First author Anindya Sarkar, a doctoral student in Vorobeychik’s lab, presented the findings Jan. 6 at the Winter Conference on Applications of Computer Vision in Waikoloa, Hawaii.

“Our approach uses spatial correlation between regions to scale up and adapt active search to be able to cover large areas,” Sarkar said. “The interactive nature of the framework – learning from prior searches – had been suggested, but updating the underlying model was very costly and ultimately not scalable for a large visual space. Scaling up with lots of image data, that’s the big contribution of our new VAS method. To do that, we’ve shifted the underlying fundamentals compared to previous techniques.”

Looking ahead, the team anticipates exploring ways to expand their framework for use in a wide variety of applications, including specializing the model for different domains ranging from wildlife conservation to search and rescue operations to environmental monitoring. They recently presented a highly adaptable version of their search framework that can produce a maximally efficient search even when the object sought varies drastically from the objects the model is trained on.

“The world looks different in different places, and people will want to search for different things,” Jacobs said. “Our framework needs to be able to adapt to both of those considerations to be effective as a basis for a search method. We especially want the tool to be able to learn and adapt on the fly, since we won’t always know what we’re looking for or at in advance.”

Sarkar A, Lanier M, Alfeld S, Feng J, Garnett R, Jacobs N, and Vorobeychik Y. A visual active search framework for geospatial exploration. Winter Conference on Applications of Computer Vision (WACV), Jan. 4-8, 2024. https://doi.org/10.48550/arXiv.2211.15788

This research was partially supported by the National Science Foundation (IIS-1905558, IIS-1903207, and IIS-2214141), Army Research Office (W911NF-18-1-0208), Amazon, NVIDIA, and the Taylor Geospatial Institute.

The McKelvey School of Engineering at Washington University in St. Louis promotes independent inquiry and education with an emphasis on scientific excellence, innovation and collaboration without boundaries.
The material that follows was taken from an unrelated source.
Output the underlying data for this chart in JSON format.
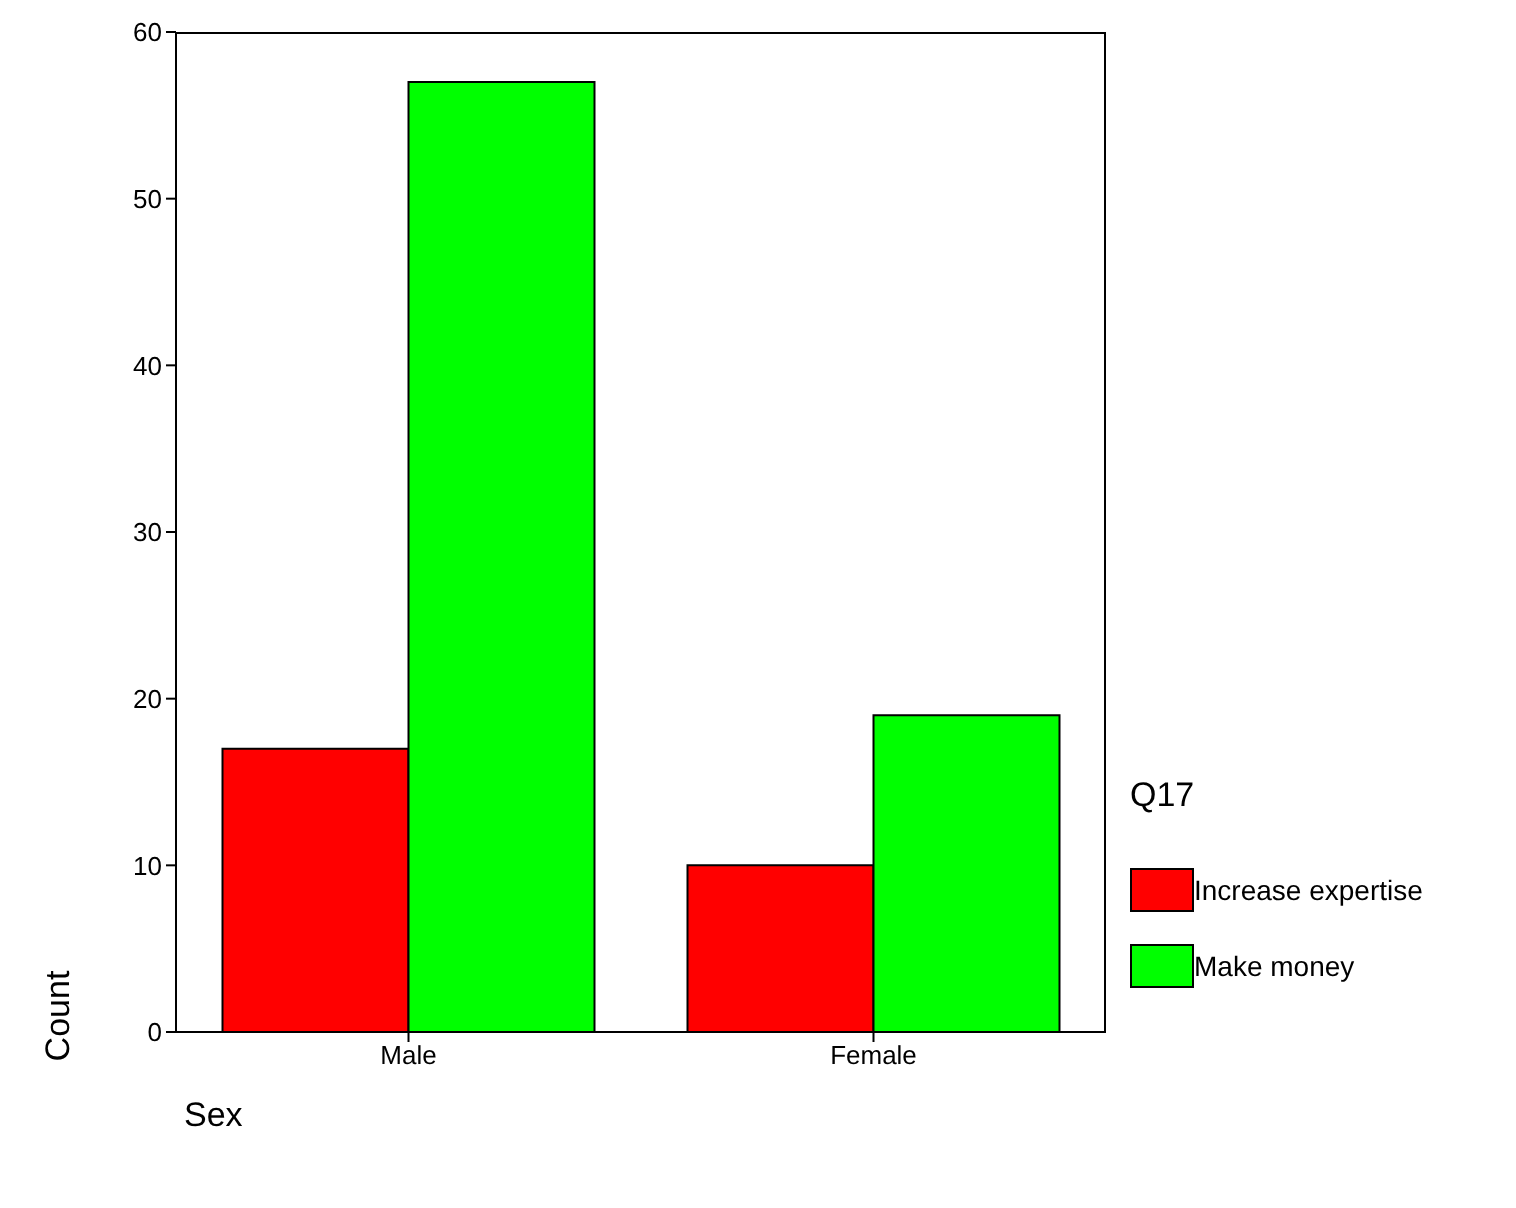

McKelvey Engineering has top-ranked research and graduate programs across departments, particularly in biomedical engineering, environmental engineering and computing, and has one of the most selective undergraduate programs in the country. With 165 full-time faculty, 1,420 undergraduate students, 1,614 graduate students and 21,000 living alumni, we are working to solve some of society’s greatest challenges; to prepare students to become leaders and innovate throughout their careers; and to be a catalyst of economic development for the St. Louis region and beyond.